All the super-fast lenses are only that fast in the very center of the image. If you go just slightly to the corners wide open you realize that a 1.4 rated lens for example is mostly a 2.8 lens or so, except in the very center as I've said... All due to heavy vignetting. I'd give a thousand bucks more if the FF corners of modern super-fast lenses would be a bit brighter.
I do landscape-astrophotography. When you brighten up darker corners, you also raise the image-noise in that area to a certain degree. Or you can stop down a super fast lens to f2 or f2.8 to even out the incoming light and reduce vignetting, but then f2 and beyond isn't really "fast" to me anymore.
For portraits, this doesn't matter as some people like the effect of "framing" the subject and the fact that you are not shooting in the dark using high ISO. At daytime, vignetting is absolutely no problem because when you want to correct it, it doesn't affect the IQ at all and you won't notice it.
Other thing what's important to me is coma.
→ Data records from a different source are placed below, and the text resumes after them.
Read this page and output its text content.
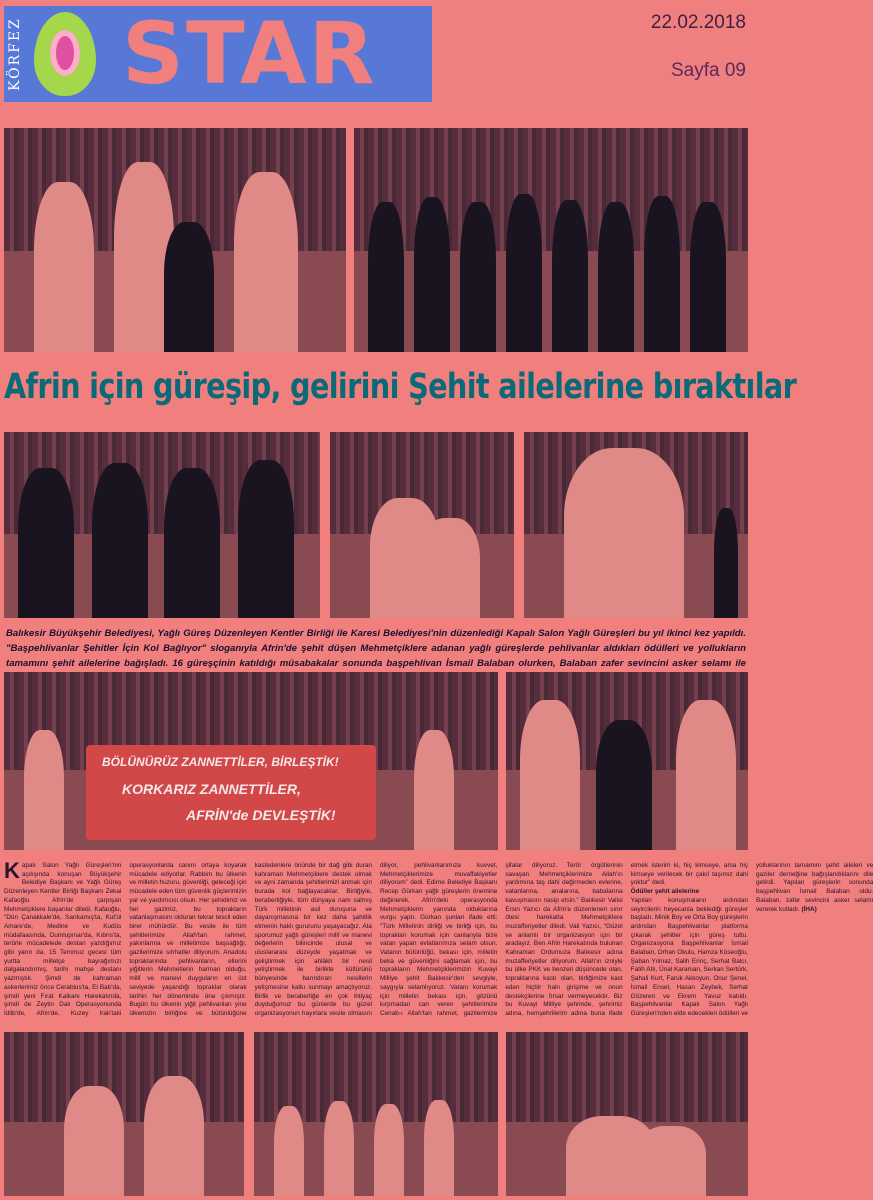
KÖRFEZ STAR	22.02.2018
Sayfa 09
Afrin için güreşip, gelirini Şehit ailelerine bıraktılar
Balıkesir Büyükşehir Belediyesi, Yağlı Güreş Düzenleyen Kentler Birliği ile Karesi Belediyesi'nin düzenlediği Kapalı Salon Yağlı Güreşleri bu yıl ikinci kez yapıldı. "Başpehlivanlar Şehitler İçin Kol Bağlıyor" sloganıyla Afrin'de şehit düşen Mehmetçiklere adanan yağlı güreşlerde pehlivanlar aldıkları ödülleri ve yollukların tamamını şehit ailelerine bağışladı. 16 güreşçinin katıldığı müsabakalar sonunda başpehlivan İsmail Balaban olurken, Balaban zafer sevincini asker selamı ile
BÖLÜNÜRÜZ ZANNETTİLER, BİRLEŞTİK!
KORKARIZ ZANNETTİLER,
AFRİN'de DEVLEŞTİK!

Kapalı Salon Yağlı Güreşleri'nin açılışında konuşan Büyükşehir Belediye Başkanı ve Yağlı Güreş Düzenleyen Kentler Birliği Başkanı Zekai Kafaoğlu Afrin'de çarpışan Mehmetçiklere başarılar diledi. Kafaoğlu, "Dün Çanakkale'de, Sarıkamış'ta, Kut'ül Amare'de, Medine ve Kudüs müdafaasında, Dumlupınar'da, Kıbrıs'ta, terörle mücadelede destan yazdığımız gibi yarın da, 15 Temmuz gecesi tüm yurtta milletçe bayrağımızı dalgalandırmış, tarihi mahşe destanı yazmıştık. Şimdi de kahraman askerlerimiz önce Cerablus'ta, El Bab'da, şimdi yeni Fırat Kalkanı Harekatında, şimdi de Zeytin Dalı Operasyonunda İdlib'de, Afrin'de, Kuzey Irak'taki operasyonlarda canını ortaya koyarak mücadele ediyorlar. Rabbim bu ülkenin ve milletin huzuru, güvenliği, geleceği için mücadele eden tüm güvenlik güçlerimizin yar ve yardımcısı olsun. Her şehidimiz ve her gazimiz, bu toprakların vatanlaşmasını olduran tekrar tescil eden birer mühürdür. Bu vesile ile tüm şehitlerimize Allah'tan rahmet, yakınlarına ve milletimize başsağlığı, gazilerimize sıhhatler diliyorum. Anadolu topraklarında pehlivanların, ellerini yiğitlerin Mehmetlerin harman olduğu, millî ve manevi duyguların en üst seviyede yaşandığı topraklar olarak tarihin her döneminde öne çıkmıştır. Bugün bu ülkenin yiğit pehlivanları yine ülkemizin birliğine ve bütünlüğüne kastedenlere önünde bir dağ gibi duran kahraman Mehmetçiklere destek olmak ve ayni zamanda şehitlerimizi anmak için burada kol bağlayacaklar. Birliğiyle, beraberliğiyle, tüm dünyaya nam salmış Türk milletinin asil duruşuna ve dayanışmasına bir kez daha şahitlik etmenin haklı gururunu yaşayacağız. Ata sporumuz yağlı güreşleri millî ve manevi değerlerin bilincinde ulusal ve uluslararası düzeyde yaşatmak ve geliştirmek için ahlâklı bir nesil yetiştirmek ile birlikte kültürünü bünyesinde barındıran nesillerin yetişmesine katkı sunmayı amaçlıyoruz. Birlik ve beraberliğe en çok ihtiyaç duyduğumuz bu günlerde bu güzel organizasyonun hayırlara vesile olmasını diliyor, pehlivanlarımıza kuvvet, Mehmetçiklerimize muvaffakiyetler diliyorum" dedi. Edirne Belediye Başkanı Recep Gürkan yağlı güreşlerin önemine değinerek, Afrin'deki operasyonda Mehmetçiklerin yanında olduklarına vurgu yaptı. Gürkan şunları ifade etti: "Türk Milletinin dirliği ve birliği için, bu toprakları korumak için canlarıyla bize vatan yapan evlatlarımıza selam olsun. Vatanın bütünlüğü, bekası için, milletin beka ve güvenliğini sağlamak için, bu toprakların Mehmetçiklerimizin Kuvayi Milliye şehit Balıkesir'den sevgiyle, saygıyla selamlıyoruz. Vatanı korumak için milletin bekası için, gözünü kırpmadan can veren şehitlerimize Cenab-ı Allah'tan rahmet, gazilerimize şifalar diliyoruz. Terör örgütlerinin savaşan Mehmetçiklerimize Allah'ın yardımına taş dahi değirmeden evlerine, vatanlarına, analarına, babalarına kavuşmasını nasip etsin." Balıkesir Valisi Ersin Yazıcı da Afrin'e düzenlenen sınır ötesi harekatta Mehmetçiklere muzafferiyetler diledi. Vali Yazıcı, "Güzel ve anlamlı bir organizasyon için bir aradayız. Ben Afrin Harekatında bulunan Kahraman Ordumuza Balıkesir adına muzafferiyetler diliyorum. Allah'ın izniyle bu ülke PKK ve benzeri düşüncede olan, topraklarına kastı olan, birliğimize kast eden hiçbir hain girişime ve onun destekçilerine fırsat vermeyecektir. Biz bu Kuvayi Milliye şehrinde, şehrimiz adına, hemşehrilerim adına buna ifade etmek isterim ki, hiç kimseye, ama hiç kimseye verilecek bir çakıl taşımız dahi yoktur" dedi.

Ödüller şehit ailelerine
Yapılan konuşmaların ardından seyircilerin heyecanla beklediği güreşler başladı. Minik Boy ve Orta Boy güreşlerin ardından Başpehlivanlar platforma çıkarak şehitler için güreş tuttu. Organizasyona Başpehlivanlar İsmail Balaban, Orhan Okulu, Hamza Köseoğlu, Şaban Yılmaz, Salih Erinç, Serhat Balcı, Fatih Atlı, Ünal Karaman, Serkan Sertürk, Şahali Kurt, Faruk Akkoyun, Onur Şenel, İsmail Ensel, Hasan Zeybek, Serhat Gözeren ve Ekrem Yavuz katıldı. Başpehlivanlar Kapalı Salon Yağlı Güreşleri'nden elde edecekleri ödülleri ve yolluklarının tamamını şehit aileleri ve gaziler derneğine bağışlandıklarını dile getirdi. Yapılan güreşlerin sonunda başpehlivan İsmail Balaban oldu. Balaban, zafer sevincini asker selamı vererek kutladı. (İHA)
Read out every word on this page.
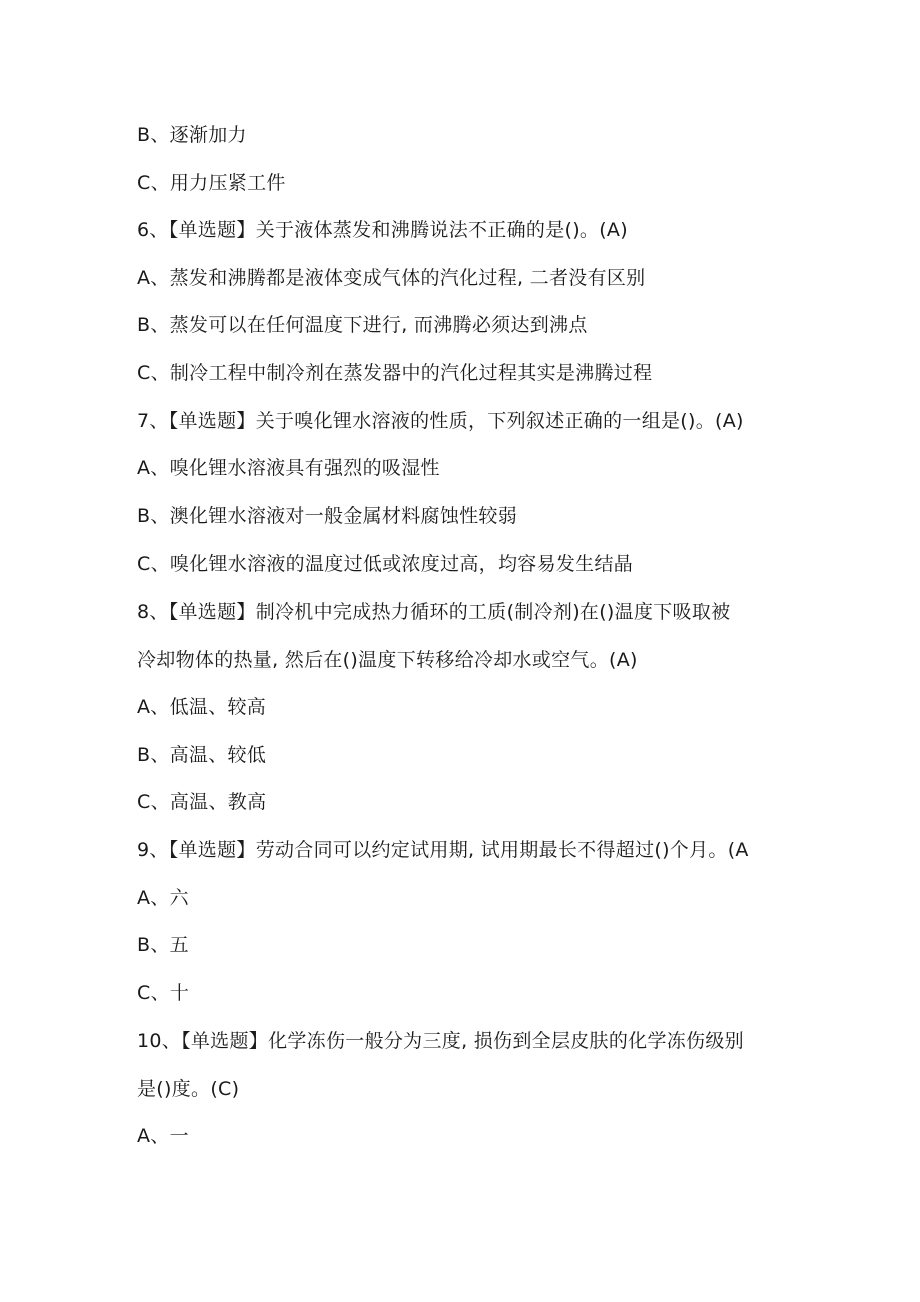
B、逐渐加力
C、用力压紧工件
6、【单选题】关于液体蒸发和沸腾说法不正确的是()。(A)
A、蒸发和沸腾都是液体变成气体的汽化过程, 二者没有区别
B、蒸发可以在任何温度下进行, 而沸腾必须达到沸点
C、制冷工程中制冷剂在蒸发器中的汽化过程其实是沸腾过程
7、【单选题】关于嗅化锂水溶液的性质，下列叙述正确的一组是()。(A)
A、嗅化锂水溶液具有强烈的吸湿性
B、澳化锂水溶液对一般金属材料腐蚀性较弱
C、嗅化锂水溶液的温度过低或浓度过高，均容易发生结晶
8、【单选题】制冷机中完成热力循环的工质(制冷剂)在()温度下吸取被
冷却物体的热量, 然后在()温度下转移给冷却水或空气。(A)
A、低温、较高
B、高温、较低
C、高温、教高
9、【单选题】劳动合同可以约定试用期, 试用期最长不得超过()个月。(A
A、六
B、五
C、十
10、【单选题】化学冻伤一般分为三度, 损伤到全层皮肤的化学冻伤级别
是()度。(C)
A、一
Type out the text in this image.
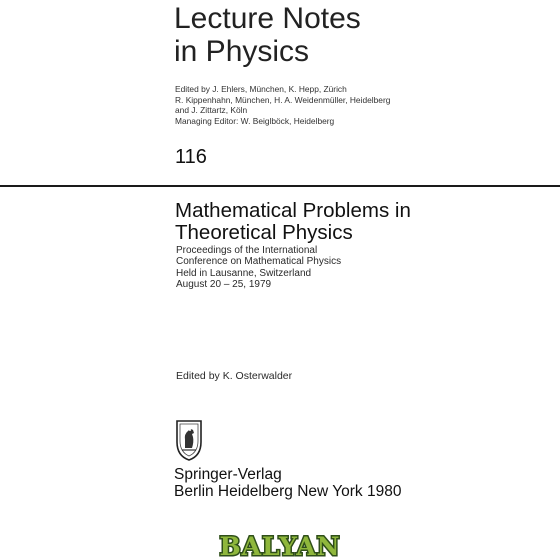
Lecture Notes
in Physics
Edited by J. Ehlers, München, K. Hepp, Zürich
R. Kippenhahn, München, H. A. Weidenmüller, Heidelberg
and J. Zittartz, Köln
Managing Editor: W. Beiglböck, Heidelberg
116
Mathematical Problems in
Theoretical Physics
Proceedings of the International
Conference on Mathematical Physics
Held in Lausanne, Switzerland
August 20 – 25, 1979
Edited by K. Osterwalder
Springer-Verlag
Berlin Heidelberg New York 1980
BALYAN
That's also something you won't notice at daytime. But in the dark this can be very annoying esp. if you have city lights or stars in your frame. Still, most modern primes don't have appropriate coma correction like the EF 35 IS USM for example.
So, I wish, at least in the L-series, that Canon is giving me as good coma correction wide open as the Samyang lenses and a little less vignetting.